You can call it censorship or not, but it's not a good look either way.
> [...] you are saying that users of "news.ycombinator.com" wanted to purposefully hide a story about [...]
No, you're interpreting things here in a specific way.
It could be that users didn't think it belonged on HN because it was politics, which is often frowned upon. It could be that they thought there was a problem with the article itself.
In any case, even if it was totally the community choosing to not want to see this news (which I doubt), it wasn't a deliberate action by the people running the site, which does make a difference (otherwise that would've been the original accusation).
I would hope that a CEO of a company that runs the forum you post in sending a drunken text wishing death upon people is both newsworthy and something that we could all agree on is bad. But not only was this article flagged by users, so were many others, as noted elsewhere in the thread.
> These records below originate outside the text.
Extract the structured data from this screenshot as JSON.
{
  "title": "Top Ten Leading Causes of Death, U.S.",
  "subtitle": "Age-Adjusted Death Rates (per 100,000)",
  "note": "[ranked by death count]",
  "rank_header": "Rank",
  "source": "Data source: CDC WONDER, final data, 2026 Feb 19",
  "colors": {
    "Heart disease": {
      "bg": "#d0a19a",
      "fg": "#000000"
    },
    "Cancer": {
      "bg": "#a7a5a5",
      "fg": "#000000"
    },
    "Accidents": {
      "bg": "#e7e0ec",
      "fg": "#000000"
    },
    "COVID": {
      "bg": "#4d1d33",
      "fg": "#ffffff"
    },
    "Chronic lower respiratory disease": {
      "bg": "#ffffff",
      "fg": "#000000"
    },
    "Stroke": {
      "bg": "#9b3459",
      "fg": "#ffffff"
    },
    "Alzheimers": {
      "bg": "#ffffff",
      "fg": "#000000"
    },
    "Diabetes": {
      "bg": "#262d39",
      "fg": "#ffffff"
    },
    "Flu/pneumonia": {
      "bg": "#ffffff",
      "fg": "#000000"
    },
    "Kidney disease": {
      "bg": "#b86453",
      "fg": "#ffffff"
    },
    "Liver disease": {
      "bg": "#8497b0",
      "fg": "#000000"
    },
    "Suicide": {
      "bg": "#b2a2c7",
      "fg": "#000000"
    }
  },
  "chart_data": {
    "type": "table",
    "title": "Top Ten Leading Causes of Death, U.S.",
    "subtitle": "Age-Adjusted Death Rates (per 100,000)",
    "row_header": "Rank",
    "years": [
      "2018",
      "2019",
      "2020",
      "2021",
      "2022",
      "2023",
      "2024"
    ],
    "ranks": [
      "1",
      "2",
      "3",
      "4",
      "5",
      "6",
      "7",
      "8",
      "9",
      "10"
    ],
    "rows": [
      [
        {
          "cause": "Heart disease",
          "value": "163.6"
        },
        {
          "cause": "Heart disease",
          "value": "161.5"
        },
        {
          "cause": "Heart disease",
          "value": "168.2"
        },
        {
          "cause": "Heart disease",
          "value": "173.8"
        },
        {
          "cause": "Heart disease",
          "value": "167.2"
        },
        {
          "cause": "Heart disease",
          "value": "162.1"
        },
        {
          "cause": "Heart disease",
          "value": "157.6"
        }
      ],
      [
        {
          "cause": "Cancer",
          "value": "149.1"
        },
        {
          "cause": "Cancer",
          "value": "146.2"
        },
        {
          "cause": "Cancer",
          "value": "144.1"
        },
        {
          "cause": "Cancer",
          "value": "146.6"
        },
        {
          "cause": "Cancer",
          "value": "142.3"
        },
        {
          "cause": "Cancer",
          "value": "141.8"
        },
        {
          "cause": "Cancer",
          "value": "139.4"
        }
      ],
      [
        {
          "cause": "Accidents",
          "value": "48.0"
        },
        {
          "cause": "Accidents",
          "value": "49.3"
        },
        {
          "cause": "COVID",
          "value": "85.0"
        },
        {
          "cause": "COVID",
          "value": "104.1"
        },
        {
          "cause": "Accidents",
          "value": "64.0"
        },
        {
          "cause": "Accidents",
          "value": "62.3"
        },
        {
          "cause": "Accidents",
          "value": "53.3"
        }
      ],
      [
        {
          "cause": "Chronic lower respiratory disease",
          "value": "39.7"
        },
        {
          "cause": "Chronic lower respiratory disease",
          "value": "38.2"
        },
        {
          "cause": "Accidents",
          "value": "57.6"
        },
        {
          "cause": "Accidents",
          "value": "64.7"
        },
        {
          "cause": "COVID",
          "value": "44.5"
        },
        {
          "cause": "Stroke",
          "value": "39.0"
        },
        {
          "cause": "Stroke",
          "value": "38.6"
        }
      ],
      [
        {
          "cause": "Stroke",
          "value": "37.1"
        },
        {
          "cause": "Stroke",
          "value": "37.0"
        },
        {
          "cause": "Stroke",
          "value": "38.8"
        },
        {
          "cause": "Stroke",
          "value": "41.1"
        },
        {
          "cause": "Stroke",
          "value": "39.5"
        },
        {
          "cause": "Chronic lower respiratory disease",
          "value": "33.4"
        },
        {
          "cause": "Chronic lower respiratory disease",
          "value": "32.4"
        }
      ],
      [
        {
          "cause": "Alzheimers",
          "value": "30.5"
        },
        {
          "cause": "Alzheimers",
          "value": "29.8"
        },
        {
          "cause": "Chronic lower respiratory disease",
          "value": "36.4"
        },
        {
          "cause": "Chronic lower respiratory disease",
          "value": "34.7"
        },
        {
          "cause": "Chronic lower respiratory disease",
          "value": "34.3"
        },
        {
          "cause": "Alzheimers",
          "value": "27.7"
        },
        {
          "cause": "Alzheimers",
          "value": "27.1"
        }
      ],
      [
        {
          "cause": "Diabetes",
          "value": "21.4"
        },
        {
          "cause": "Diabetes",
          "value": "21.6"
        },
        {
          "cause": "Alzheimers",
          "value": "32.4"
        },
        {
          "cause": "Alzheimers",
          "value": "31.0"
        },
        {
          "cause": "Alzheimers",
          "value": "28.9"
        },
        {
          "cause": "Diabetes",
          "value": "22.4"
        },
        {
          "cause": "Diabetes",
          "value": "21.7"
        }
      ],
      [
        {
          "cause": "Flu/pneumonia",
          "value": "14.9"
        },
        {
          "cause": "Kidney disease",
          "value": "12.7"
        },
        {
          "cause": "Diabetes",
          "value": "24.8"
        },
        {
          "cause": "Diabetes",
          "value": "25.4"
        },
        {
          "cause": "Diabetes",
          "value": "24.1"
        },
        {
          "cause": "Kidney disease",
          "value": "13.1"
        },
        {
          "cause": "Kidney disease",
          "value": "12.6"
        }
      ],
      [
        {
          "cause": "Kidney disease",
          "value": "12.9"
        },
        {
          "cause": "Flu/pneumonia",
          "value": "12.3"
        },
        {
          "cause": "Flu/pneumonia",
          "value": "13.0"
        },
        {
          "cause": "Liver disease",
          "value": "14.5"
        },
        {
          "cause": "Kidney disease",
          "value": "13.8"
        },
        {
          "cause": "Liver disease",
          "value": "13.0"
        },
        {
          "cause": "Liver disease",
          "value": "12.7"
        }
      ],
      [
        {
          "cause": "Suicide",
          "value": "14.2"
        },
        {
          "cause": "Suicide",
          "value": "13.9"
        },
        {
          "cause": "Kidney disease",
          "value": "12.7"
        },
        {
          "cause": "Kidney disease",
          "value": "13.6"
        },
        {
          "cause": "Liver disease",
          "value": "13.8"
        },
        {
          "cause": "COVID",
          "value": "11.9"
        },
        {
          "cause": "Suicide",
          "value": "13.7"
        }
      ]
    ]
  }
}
However, I think you are making a distinction without a real difference. The company that hosts this forum set it up with an incentive structure that results in the behavioral outcomes we see on this forum. If these incentives lead to newsworthy posts concerning the CEO of the company that runs these forums getting flagged, perhaps the incentives need to be changed.
Look, I wrote a huge reply, but I ended up deciding we agree more than we disagree, so I scrapped it.
I think the only thing I'm trying to push back on is any kind of "conspiracy" thinking - this might not be anything coordinated, definitely not by HN staff, nor by HN "elite" users or anything like that.
I don't think that structural problems with incentives require any sort of conspiratorial thinking. If you give individual users the ability to flag or downvote posts to tank their discoverability, it is possible for a disconnected group of users to decide to flag a post for less-than-legitimate reasons, even if they're not communicating with each other.
It's a different flavor of Reddit's "downvote for disagreement" status quo. The rules might say one thing, but the behavior of users says another.